Обычно я работаю со школьниками, но сегодня мы их на стройку не пустили — погода! Пойду к молодежи, вон к той группе, что нагружает машину. Снимаю пальто и беру в руки лопату. Хотя я не обладаю ни голосом, ни музыкальным слухом, пою вместе со всеми:

И любят песню деревни и села…

Нагруженная доверху машина уезжает. В долине показывается пустая телега, запряженная двумя лошадьми. Паренек хватает их под уздцы и ведет к нам. Вся наша бригада с шумом и хохотом, не обращая внимания на протесты хозяина телеги, бросает в нее землю. Я работаю вместе со всеми и от души смеюсь. Чувствую себя школьником, который вместе с товарищами резвится на школьном дворе во время большой перемены. Снег падает на мою обнаженную голову.

Одна-две минуты, и телега наполнена.

— А теперь — но-о-о! — понукает лошадей девушка из нашей бригады. — Можете ехать, дядя Тоадере, грузовик уже возвращается…

— Ха-ха-ха!

— Здравствуйте, Степан Антонович!

Аника!

Телогрейка, платок и выбившаяся из-под него прядь волос — все покрыто белым слоем снега. И от этого разрумянившееся лицо девушки кажется более смуглым.

— Аника! Как давно я вас не видел!..

— А я копаю вон там, смотрю — Степан Антонович. Меня и не видит.

— Да как же я мог вас узнать, когда вы словно известкой побелены! Как поживаете?

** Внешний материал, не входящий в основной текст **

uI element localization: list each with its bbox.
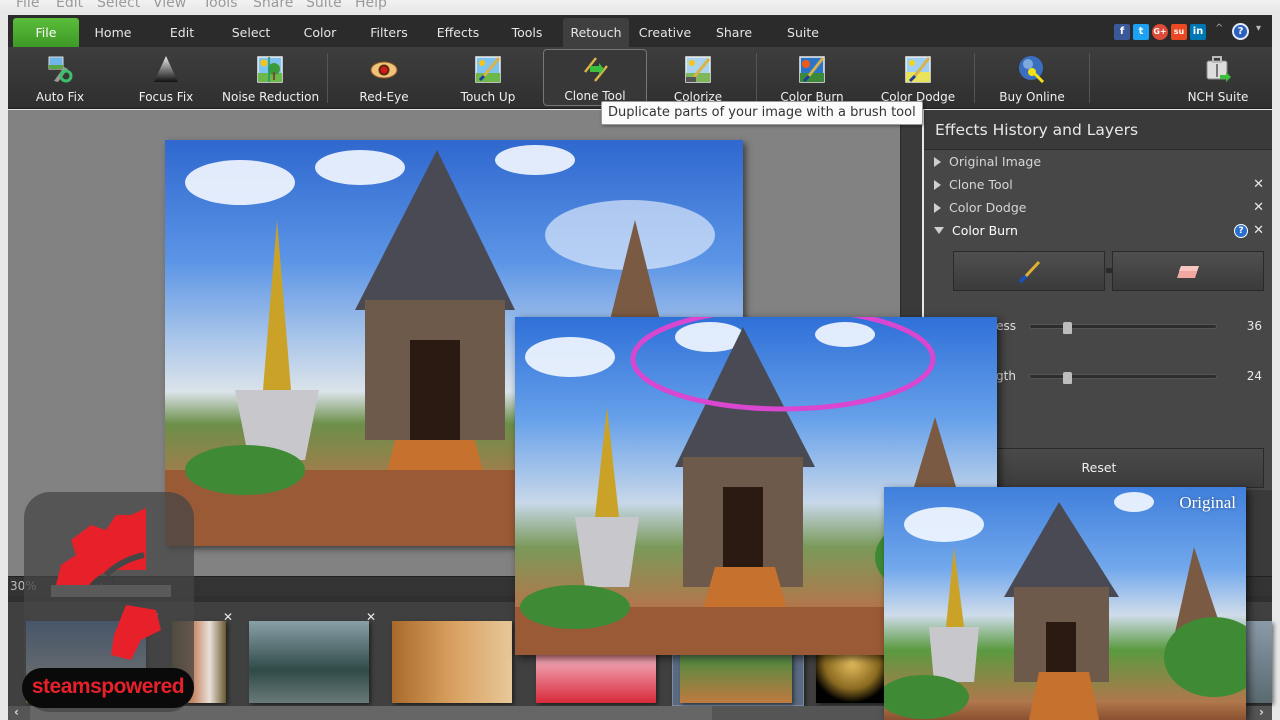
focus-fix-button[interactable]: Focus Fix	[124, 49, 208, 106]
menu-file[interactable]: File	[16, 0, 39, 11]
tab-select[interactable]: Select	[218, 18, 284, 47]
original-label: Original	[1179, 493, 1236, 512]
menu-edit[interactable]: Edit	[56, 0, 83, 11]
noise-reduction-icon	[257, 56, 283, 83]
help-dropdown-icon[interactable]: ▾	[1256, 23, 1261, 34]
temple-illustration	[884, 502, 1246, 720]
scroll-right-icon[interactable]: ›	[1259, 705, 1264, 719]
softness-slider[interactable]	[1029, 322, 1217, 334]
collapse-ribbon-icon[interactable]: ^	[1215, 23, 1223, 34]
expand-arrow-icon[interactable]	[934, 157, 941, 167]
menu-select[interactable]: Select	[97, 0, 140, 11]
tab-edit[interactable]: Edit	[149, 18, 215, 47]
menu-bar: File Edit Select View Tools Share Suite …	[0, 0, 1280, 14]
colorize-button[interactable]: Colorize	[656, 49, 740, 106]
clone-tool-icon	[584, 57, 608, 82]
softness-slider-thumb[interactable]	[1063, 322, 1073, 334]
expand-arrow-icon[interactable]	[934, 180, 941, 190]
thumbnail-tiger[interactable]	[392, 621, 512, 703]
ribbon-tabs: File Home Edit Select Color Filters Effe…	[8, 15, 1272, 47]
red-eye-button[interactable]: Red-Eye	[342, 49, 426, 106]
tab-filters[interactable]: Filters	[356, 18, 422, 47]
eraser-mode-button[interactable]	[1112, 251, 1264, 291]
tab-color[interactable]: Color	[287, 18, 353, 47]
linkedin-icon[interactable]: in	[1190, 24, 1206, 40]
history-item-original-image[interactable]: Original Image	[934, 151, 1264, 173]
color-burn-button[interactable]: Color Burn	[770, 49, 854, 106]
strength-slider[interactable]	[1029, 372, 1217, 384]
facebook-icon[interactable]: f	[1114, 24, 1130, 40]
close-thumbnail-icon[interactable]: ✕	[366, 610, 376, 624]
tab-retouch[interactable]: Retouch	[563, 18, 629, 47]
brush-icon	[1018, 261, 1041, 283]
history-item-clone-tool[interactable]: Clone Tool ✕	[934, 174, 1264, 196]
strength-value: 24	[1246, 369, 1262, 383]
thumbnail-tuk-tuk-taxi[interactable]	[249, 621, 369, 703]
clone-source-ellipse	[630, 317, 936, 412]
nch-suite-icon	[1206, 56, 1231, 82]
tab-home[interactable]: Home	[80, 18, 146, 47]
panel-title: Effects History and Layers	[924, 110, 1272, 150]
touch-up-icon	[475, 56, 501, 83]
history-item-color-dodge[interactable]: Color Dodge ✕	[934, 197, 1264, 219]
auto-fix-button[interactable]: Auto Fix	[18, 49, 102, 106]
thumbnail-motorbike[interactable]	[1244, 621, 1272, 703]
gear-logo-icon	[51, 508, 171, 660]
stumbleupon-icon[interactable]: su	[1171, 24, 1187, 40]
toolbar-separator	[327, 53, 328, 103]
remove-effect-icon[interactable]: ✕	[1253, 220, 1264, 242]
toolbar-separator	[756, 53, 757, 103]
help-icon[interactable]: ?	[1232, 23, 1249, 40]
watermark-text: steamspowered	[22, 668, 194, 708]
color-burn-icon	[799, 56, 825, 83]
tab-creative[interactable]: Creative	[632, 18, 698, 47]
clone-tool-button[interactable]: Clone Tool	[543, 49, 647, 106]
paint-brush-mode-button[interactable]	[953, 251, 1105, 291]
menu-view[interactable]: View	[153, 0, 186, 11]
tab-effects[interactable]: Effects	[425, 18, 491, 47]
menu-tools[interactable]: Tools	[203, 0, 238, 11]
focus-fix-icon	[154, 56, 178, 82]
auto-fix-icon	[48, 56, 73, 83]
remove-effect-icon[interactable]: ✕	[1253, 197, 1264, 219]
history-item-color-burn[interactable]: Color Burn ? ✕	[934, 220, 1264, 242]
clone-tool-tooltip: Duplicate parts of your image with a bru…	[601, 101, 923, 125]
menu-help[interactable]: Help	[355, 0, 387, 11]
google-plus-icon[interactable]: G+	[1152, 24, 1168, 40]
toolbar-separator	[974, 53, 975, 103]
nch-suite-button[interactable]: NCH Suite	[1176, 49, 1260, 106]
softness-value: 36	[1246, 319, 1262, 333]
strength-slider-thumb[interactable]	[1063, 372, 1073, 384]
color-dodge-icon	[905, 56, 931, 83]
toolbar-separator	[1089, 53, 1090, 103]
menu-share[interactable]: Share	[253, 0, 293, 11]
original-preview-photo: Original	[884, 487, 1246, 720]
twitter-icon[interactable]: t	[1133, 24, 1149, 40]
scroll-left-icon[interactable]: ‹	[14, 705, 19, 719]
tab-file[interactable]: File	[13, 18, 79, 47]
color-dodge-button[interactable]: Color Dodge	[876, 49, 960, 106]
menu-suite[interactable]: Suite	[306, 0, 342, 11]
red-eye-icon	[370, 61, 398, 79]
effect-help-icon[interactable]: ?	[1234, 224, 1248, 238]
colorize-icon	[685, 56, 711, 83]
buy-online-icon	[1019, 56, 1045, 83]
eraser-icon	[1177, 266, 1199, 278]
noise-reduction-button[interactable]: Noise Reduction	[222, 49, 319, 106]
remove-effect-icon[interactable]: ✕	[1253, 174, 1264, 196]
close-thumbnail-icon[interactable]: ✕	[223, 610, 233, 624]
buy-online-button[interactable]: Buy Online	[990, 49, 1074, 106]
retouch-toolbar: Auto Fix Focus Fix Noise Reduction Red-E…	[8, 47, 1272, 109]
expand-arrow-icon[interactable]	[934, 203, 941, 213]
tab-suite[interactable]: Suite	[770, 18, 836, 47]
tab-tools[interactable]: Tools	[494, 18, 560, 47]
tab-share[interactable]: Share	[701, 18, 767, 47]
collapse-arrow-icon[interactable]	[934, 227, 944, 234]
touch-up-button[interactable]: Touch Up	[446, 49, 530, 106]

Меня интересует, что слышно на свиноферме, каковы успехи Аники в школе крестьянской молодежи, как Горця ведет себя дома. Да и вообще мне хочется с ней потолковать о всякой всячине. Но ведь она бросила работу! И мы идем к ее бригаде, которая расположилась ниже нас, под косогором.

— Я привела вам еще одного землекопа, — весело сообщает Аника.

— Здравствуйте, Степан Антонович! Идите к нам! — приветливо встречает меня молодежь.

— Сюда, сюда идите, Степан Антонович! С этого места удобнее бросать землю в грузовик…

— Спасибо, мне и здесь удобно.

Я работаю рядом с Аникой. Мы тихо разговариваем с ней. Среди шума, шуток, смеха нас никто не слышит.

Горця? Аника не узнает его. Как будто другим мальчиком стал. Только от Штефэнукэ возвращается сердитым:

— Сколько Григорашу не объясняй, все равно ничего не понимает!

— Выходит, ты зря занимаешься с ним? — говорит ему Аника.

— Как зря! — возмущается Горця. — По русскому у него было два, а теперь — четыре. И в карте он лучше стал разбираться…

— А что на ферме?

— Представьте себе, Степан Антонович, Штефэнукэ на правлении совсем не возражал против покупки свиней.

Аника написала заявление, и правление колхоза решило удовлетворить ее просьбу. А Штефэнукэ сказал: — Все дам, только сделай ферму образцовой. Сделаешь?

— И я дала слово, Степан Антонович.

Аника задумывается на мгновение. Глаза ее смотрят мечтательно. — Увидите, какая ферма будет у нас через год…

Аника уже получила из совхоза «Советское животноводство» восемь свиней хорошей породы и на днях еще десять получит. Она рассказывает мне, в каком корме и каком уходе нуждаются эти свиньи, называет разные породы, о которых я не имею ни малейшего представления. Все это Аника вычитала из книг, которые брала у агронома… Все более воодушевляясь, девушка начинает мне доказывать, словно я с ней спорю, почему такая-то порода свиней нуждается в особом уходе.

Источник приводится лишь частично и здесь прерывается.